Cost of Epilepsy in the United States: A Model Based on Incidence and Prognosis
Article first published online: 3 AUG 2005
Volume 35, Issue 6, pages 1230–1243, November 1994
How to Cite
Begley, C. E., Annegers, J. F., Lairson, D. R., Reynolds, T. F. and Hauser, W. A. (1994), Cost of Epilepsy in the United States: A Model Based on Incidence and Prognosis. Epilepsia, 35: 1230–1243. doi: 10.1111/j.1528-1157.1994.tb01794.x
- Issue published online: 3 AUG 2005
- Article first published online: 3 AUG 2005
- Received December 1993; revision accepted March 1994.
- Cost of illness;
- Health care costs;
- Direct service costs;
- Drug costs;
- Cost savings
Summary: A model of the clinical course of epilepsy from onset until remission or death has been developed for six prognostic groups, including survival, use and cost of medical care, and time lost from work and housekeeping. The model has been used to generate preliminary estimates of the lifetime cost of epilepsy for a cohort of persons diagnosed in 1990 in the United States. The distribution of incident cases among prognostic groups is derived from epidemiologic studies of prognosis in epilepsy. Direct cost is estimated by multiplying nationally representative unit costs by the expected type and frequency of medical care use. The latter were derived by an expert panel, based on inferences from existing literature and on their own clinical experiences. Indirect cost is estimated based on lost earnings associated with projections of restricted activity days, excess unemployment, and excess mortality.

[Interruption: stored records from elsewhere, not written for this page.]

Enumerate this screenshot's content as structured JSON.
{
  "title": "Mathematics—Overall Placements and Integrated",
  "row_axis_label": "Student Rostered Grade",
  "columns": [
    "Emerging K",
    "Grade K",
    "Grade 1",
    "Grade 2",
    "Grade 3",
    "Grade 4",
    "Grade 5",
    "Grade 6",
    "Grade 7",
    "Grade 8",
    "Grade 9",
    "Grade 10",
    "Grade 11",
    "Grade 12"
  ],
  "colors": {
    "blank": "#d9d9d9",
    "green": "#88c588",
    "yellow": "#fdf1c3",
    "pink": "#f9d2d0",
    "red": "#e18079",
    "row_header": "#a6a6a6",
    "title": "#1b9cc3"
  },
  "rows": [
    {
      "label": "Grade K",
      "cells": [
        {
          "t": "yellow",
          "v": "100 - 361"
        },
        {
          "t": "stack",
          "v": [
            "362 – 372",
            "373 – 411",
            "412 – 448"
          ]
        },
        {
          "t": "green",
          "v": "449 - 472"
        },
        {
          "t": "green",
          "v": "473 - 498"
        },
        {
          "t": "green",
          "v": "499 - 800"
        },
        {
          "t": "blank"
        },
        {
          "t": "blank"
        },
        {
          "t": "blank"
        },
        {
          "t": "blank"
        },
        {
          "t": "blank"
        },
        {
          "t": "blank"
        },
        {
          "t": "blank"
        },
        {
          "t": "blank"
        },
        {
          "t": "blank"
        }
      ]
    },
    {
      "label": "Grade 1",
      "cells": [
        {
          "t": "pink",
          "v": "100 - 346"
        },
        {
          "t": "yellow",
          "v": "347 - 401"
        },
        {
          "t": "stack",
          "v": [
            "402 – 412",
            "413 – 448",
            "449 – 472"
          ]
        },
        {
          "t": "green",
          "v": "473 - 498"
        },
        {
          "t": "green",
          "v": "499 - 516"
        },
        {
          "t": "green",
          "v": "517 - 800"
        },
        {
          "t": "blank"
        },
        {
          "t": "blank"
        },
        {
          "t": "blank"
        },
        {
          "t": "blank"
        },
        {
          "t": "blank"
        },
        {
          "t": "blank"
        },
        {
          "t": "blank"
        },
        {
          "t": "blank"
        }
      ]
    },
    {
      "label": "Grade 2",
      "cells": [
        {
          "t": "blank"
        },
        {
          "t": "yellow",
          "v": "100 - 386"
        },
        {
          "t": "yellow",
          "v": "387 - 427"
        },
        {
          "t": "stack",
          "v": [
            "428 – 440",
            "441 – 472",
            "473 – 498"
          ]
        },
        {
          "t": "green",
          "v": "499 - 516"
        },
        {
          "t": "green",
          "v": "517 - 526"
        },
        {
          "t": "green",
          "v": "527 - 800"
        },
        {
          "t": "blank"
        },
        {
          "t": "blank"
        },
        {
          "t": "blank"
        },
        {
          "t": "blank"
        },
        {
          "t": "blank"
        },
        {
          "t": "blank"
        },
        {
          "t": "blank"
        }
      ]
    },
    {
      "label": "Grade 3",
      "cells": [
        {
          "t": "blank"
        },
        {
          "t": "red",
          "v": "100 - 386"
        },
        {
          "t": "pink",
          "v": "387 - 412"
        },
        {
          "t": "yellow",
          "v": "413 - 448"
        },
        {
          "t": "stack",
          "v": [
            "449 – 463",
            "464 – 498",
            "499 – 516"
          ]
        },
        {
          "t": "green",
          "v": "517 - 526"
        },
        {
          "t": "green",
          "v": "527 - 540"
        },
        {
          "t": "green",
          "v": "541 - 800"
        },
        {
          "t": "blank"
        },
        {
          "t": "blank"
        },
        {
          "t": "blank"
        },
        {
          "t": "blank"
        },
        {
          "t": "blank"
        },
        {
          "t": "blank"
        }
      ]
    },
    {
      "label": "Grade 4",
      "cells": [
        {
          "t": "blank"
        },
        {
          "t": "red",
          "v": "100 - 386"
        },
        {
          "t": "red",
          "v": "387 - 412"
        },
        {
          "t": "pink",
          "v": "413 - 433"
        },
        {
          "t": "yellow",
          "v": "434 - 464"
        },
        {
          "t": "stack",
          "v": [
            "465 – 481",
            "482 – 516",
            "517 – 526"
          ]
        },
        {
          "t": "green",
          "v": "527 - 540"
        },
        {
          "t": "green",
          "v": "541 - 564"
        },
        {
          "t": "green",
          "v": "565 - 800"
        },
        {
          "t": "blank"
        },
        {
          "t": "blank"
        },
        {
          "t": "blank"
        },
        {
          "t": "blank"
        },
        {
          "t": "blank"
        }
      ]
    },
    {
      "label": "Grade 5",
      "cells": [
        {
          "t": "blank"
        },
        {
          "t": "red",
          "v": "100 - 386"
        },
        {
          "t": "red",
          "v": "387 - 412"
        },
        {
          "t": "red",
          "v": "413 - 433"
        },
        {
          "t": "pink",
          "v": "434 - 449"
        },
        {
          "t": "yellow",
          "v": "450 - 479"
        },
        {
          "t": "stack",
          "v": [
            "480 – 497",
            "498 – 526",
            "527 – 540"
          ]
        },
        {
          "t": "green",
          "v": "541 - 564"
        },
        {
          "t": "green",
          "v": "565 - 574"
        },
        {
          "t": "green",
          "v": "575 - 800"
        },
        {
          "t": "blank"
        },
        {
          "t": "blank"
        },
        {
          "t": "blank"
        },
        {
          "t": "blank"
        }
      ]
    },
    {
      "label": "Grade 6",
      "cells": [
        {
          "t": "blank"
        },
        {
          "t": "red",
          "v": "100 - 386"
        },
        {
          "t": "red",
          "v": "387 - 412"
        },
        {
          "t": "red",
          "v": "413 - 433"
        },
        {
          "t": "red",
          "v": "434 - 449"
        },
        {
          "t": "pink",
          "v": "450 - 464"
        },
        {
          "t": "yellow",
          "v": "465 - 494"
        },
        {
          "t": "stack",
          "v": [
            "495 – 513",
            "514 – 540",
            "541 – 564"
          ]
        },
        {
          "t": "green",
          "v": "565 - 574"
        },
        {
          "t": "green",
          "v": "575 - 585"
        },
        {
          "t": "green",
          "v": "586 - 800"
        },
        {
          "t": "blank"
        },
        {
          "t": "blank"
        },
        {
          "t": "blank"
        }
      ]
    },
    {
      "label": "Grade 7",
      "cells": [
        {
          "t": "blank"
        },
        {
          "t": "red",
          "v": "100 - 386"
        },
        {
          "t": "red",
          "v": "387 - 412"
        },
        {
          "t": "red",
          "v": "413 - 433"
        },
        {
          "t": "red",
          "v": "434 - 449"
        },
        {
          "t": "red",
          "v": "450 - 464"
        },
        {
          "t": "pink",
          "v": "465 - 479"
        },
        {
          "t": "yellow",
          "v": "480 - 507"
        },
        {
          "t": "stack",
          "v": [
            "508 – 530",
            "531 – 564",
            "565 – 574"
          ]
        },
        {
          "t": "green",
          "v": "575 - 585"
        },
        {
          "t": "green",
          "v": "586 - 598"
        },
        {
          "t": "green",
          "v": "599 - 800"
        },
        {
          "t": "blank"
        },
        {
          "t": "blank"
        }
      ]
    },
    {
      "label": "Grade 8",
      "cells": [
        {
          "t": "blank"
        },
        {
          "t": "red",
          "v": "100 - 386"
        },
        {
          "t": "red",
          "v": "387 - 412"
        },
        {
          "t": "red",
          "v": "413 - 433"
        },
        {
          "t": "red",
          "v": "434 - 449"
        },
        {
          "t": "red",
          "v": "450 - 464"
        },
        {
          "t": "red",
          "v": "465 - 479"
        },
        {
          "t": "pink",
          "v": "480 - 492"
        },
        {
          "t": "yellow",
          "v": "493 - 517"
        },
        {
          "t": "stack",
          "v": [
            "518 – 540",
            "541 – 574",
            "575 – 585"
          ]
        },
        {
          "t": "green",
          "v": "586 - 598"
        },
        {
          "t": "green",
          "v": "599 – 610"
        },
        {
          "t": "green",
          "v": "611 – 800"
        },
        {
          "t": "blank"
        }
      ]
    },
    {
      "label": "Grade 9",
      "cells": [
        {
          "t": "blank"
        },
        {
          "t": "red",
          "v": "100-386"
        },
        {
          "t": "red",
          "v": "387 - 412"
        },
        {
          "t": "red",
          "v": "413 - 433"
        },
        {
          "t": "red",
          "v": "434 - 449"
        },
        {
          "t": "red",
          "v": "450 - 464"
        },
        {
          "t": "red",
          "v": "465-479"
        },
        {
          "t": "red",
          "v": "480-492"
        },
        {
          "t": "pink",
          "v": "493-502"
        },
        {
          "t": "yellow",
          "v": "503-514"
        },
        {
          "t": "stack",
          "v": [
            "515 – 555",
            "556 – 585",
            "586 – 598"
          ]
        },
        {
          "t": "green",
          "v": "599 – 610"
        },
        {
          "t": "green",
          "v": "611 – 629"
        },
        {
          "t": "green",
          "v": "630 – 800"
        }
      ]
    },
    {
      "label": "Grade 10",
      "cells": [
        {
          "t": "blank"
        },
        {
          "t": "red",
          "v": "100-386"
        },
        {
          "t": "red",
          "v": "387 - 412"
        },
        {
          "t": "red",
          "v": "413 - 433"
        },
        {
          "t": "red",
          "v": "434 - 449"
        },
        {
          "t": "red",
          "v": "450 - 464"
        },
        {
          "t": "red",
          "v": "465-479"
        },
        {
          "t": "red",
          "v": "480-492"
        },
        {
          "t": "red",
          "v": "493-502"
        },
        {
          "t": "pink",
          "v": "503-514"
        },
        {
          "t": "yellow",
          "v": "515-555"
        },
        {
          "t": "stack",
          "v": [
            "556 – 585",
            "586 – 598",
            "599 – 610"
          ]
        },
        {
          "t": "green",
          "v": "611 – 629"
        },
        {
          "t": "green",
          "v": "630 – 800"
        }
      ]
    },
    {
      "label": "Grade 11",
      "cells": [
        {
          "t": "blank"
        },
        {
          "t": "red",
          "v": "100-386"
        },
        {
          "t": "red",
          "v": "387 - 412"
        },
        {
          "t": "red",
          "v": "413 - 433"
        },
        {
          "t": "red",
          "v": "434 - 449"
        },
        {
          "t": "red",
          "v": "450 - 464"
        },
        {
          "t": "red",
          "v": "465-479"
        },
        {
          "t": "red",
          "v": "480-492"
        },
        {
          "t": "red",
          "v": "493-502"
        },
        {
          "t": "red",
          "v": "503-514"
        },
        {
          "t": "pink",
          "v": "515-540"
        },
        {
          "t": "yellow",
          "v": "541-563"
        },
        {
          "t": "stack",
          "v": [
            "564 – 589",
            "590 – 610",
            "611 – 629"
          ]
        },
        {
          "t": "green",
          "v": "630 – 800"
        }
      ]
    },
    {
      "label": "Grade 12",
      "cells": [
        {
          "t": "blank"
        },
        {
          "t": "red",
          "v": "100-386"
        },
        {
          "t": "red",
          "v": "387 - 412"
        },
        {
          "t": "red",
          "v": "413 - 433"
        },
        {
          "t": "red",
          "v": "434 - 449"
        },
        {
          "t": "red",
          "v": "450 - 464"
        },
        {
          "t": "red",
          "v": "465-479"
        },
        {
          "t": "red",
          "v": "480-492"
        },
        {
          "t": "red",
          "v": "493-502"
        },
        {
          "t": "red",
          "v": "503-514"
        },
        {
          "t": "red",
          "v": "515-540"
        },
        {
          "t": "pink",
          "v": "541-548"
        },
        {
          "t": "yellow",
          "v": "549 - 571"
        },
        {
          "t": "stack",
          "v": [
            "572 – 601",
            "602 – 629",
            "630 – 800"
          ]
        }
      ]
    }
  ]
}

Total lifetime cost in 1990 dollars of all persons with epilepsy onset in 1990 was estimated at $3.0 billion, with indirect cost accounting for 62% of the total. Cost per patient ranged from $4,272 for persons with remission after initial diagnosis and treatment to $138,602 for persons with intractable and frequent seizures. Antiepileptic drug (AED) treatment is the most costly category of service. Different assumptions about the amount and type of drug administration cause major changes in overall cost estimates.